NetWellness is a global, community service providing quality, unbiased health information from our partner university faculty. NetWellness is commercial-free and does not accept advertising.
Friday, November 28, 2014
Diet and Nutrition
Borderline anemia with normal iron
During my recent physical, hemoglobin reading was 11.9 and HCt was 34.1. I am definitely experiencing the fatigue associated with low levels, even though I recognize that these are very borderline. Additional tests revealed that my iron levels were normal. I am scheduled to return in 30 days for a new reading. Meanwhile, is there anything that can be done to improve my energy levels?

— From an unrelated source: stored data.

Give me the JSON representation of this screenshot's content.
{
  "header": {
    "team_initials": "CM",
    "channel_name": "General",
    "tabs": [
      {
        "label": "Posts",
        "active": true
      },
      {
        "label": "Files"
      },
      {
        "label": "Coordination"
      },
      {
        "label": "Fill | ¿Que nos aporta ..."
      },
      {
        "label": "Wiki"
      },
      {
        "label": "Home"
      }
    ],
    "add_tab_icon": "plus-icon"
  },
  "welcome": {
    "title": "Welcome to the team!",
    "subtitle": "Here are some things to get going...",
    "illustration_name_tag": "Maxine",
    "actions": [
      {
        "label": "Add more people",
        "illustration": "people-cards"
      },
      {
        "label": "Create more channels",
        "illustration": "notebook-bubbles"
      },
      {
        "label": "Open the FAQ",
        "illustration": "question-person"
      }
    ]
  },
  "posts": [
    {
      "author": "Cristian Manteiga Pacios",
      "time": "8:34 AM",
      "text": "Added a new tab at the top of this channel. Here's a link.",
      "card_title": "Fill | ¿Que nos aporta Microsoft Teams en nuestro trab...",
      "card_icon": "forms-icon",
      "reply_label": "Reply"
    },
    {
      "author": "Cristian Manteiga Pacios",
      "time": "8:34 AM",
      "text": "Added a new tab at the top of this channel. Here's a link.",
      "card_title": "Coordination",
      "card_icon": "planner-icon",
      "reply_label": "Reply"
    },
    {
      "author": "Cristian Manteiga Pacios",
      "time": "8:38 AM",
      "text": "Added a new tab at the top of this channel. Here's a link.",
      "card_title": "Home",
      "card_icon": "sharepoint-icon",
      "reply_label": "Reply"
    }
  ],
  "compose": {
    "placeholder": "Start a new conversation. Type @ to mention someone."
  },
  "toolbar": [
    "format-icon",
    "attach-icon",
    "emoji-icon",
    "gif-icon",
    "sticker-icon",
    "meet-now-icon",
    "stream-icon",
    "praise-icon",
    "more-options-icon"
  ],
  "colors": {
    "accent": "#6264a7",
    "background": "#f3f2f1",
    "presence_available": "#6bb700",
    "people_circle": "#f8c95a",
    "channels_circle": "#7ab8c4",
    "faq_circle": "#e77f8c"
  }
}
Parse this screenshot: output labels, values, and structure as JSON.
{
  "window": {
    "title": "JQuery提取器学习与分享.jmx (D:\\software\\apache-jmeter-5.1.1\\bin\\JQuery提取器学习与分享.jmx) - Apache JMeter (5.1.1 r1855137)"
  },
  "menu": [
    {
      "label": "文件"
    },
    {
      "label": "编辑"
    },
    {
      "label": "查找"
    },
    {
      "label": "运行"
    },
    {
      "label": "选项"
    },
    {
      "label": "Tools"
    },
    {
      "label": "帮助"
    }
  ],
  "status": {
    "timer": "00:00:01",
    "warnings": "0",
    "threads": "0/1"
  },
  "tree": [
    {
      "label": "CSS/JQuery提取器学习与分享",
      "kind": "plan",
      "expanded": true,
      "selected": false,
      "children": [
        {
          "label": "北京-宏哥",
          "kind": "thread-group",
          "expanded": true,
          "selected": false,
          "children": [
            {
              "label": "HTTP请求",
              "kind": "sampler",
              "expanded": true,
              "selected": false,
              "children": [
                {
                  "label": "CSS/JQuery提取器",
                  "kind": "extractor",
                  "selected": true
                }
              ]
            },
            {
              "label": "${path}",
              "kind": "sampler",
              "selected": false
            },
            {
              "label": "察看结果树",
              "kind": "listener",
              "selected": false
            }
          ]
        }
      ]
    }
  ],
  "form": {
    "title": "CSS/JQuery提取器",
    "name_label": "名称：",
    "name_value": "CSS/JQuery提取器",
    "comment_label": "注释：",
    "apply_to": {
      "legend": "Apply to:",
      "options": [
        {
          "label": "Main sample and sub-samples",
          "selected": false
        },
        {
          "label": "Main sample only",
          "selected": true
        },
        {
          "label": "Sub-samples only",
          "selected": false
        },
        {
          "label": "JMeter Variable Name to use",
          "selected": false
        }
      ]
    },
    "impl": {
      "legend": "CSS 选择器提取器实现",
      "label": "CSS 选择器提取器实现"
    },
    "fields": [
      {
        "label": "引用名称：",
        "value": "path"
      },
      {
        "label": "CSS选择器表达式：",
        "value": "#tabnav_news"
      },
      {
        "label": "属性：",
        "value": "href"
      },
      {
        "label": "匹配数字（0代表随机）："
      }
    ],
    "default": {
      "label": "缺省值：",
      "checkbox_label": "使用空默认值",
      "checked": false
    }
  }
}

Thanks for your question. Iron deficiency is an interesting disorder because it is the most common nutrient deficiency worldwide. There are 3 stages of deficiency, and anemia is the last. Most people assume if they are iron deficient, they are anemic. Not true. Your doctor will first test a serum ferritin level. Ferritin is the storage form of iron. If this level is low, your bone marrow stores of iron are low. The second stage occurs when your ferritin levels are further depleted, and circulating iron is also low. In order to evaluate circulating iron, your physician may check FEP (free erythrocyte protoporphyrrin) which is used to form hemoglobin. A serum transferrin level may also be ordered. Transferrin is a protein that carries iron in the blood. If the FEP and transferrin are increased, it is a sign of iron deficiency. The body is trying to overcompensate by increasing the available circulating iron. In the third stage, serum ferritin is very low and hemoglobin is low. This is the last stage of iron deficiency known as iron deficiency anemia. Iron is needed to transport oxygen in the body, and also plays a role in normal metabolism and immunity. Typical symptoms of iron deficiency anemia include paleness, fatigue, low vitality and decreased tolerance to cold temps. In addition, you may feel less able to concentrate, learn and do work. Based on your hemoglobin and hematocrit levels, I am assuming you are a female. I do not know if you are truly iron deficient, but iron deficiency is the most common nutrient deficiency among women. In order to get adequate iron in your diet, choose foods high in iron daily:
* red meat, fish, chicken, pork, liver * foods fortified with iron (breads & cereals) * dark green leafy vegetables * dried beans (kidney beans, lentils, etc.) * eggs * dried fruit (dates, raisins, prunes)
The iron in animal foods is better absorbed than iron from vegetables or fortified foods. If you are vegetarian, try to include a food high in vitamin C when you eat non-animal forms of iron. Vegetarian chili (made with dried beans, tomatoes and peppers) is a good source of iron for vegetarians. Your other option is to take a vitamin with iron, or iron supplements. If you take iron, try to take it on an empty stomach for better absorption. Do not take it along with calcium supplements (they compete for the same binding site in the intestine). Finally, you may just be tired for other reasons. Are you getting adequate sleep? Are you depressed or stressed for any reason? Have you recently started new medication, or recently begun exercising? Are you taking on too many tasks and not relaxing enough? Are you pregnant? Only you can answer these questions. I hope this information was helpful. Take Care!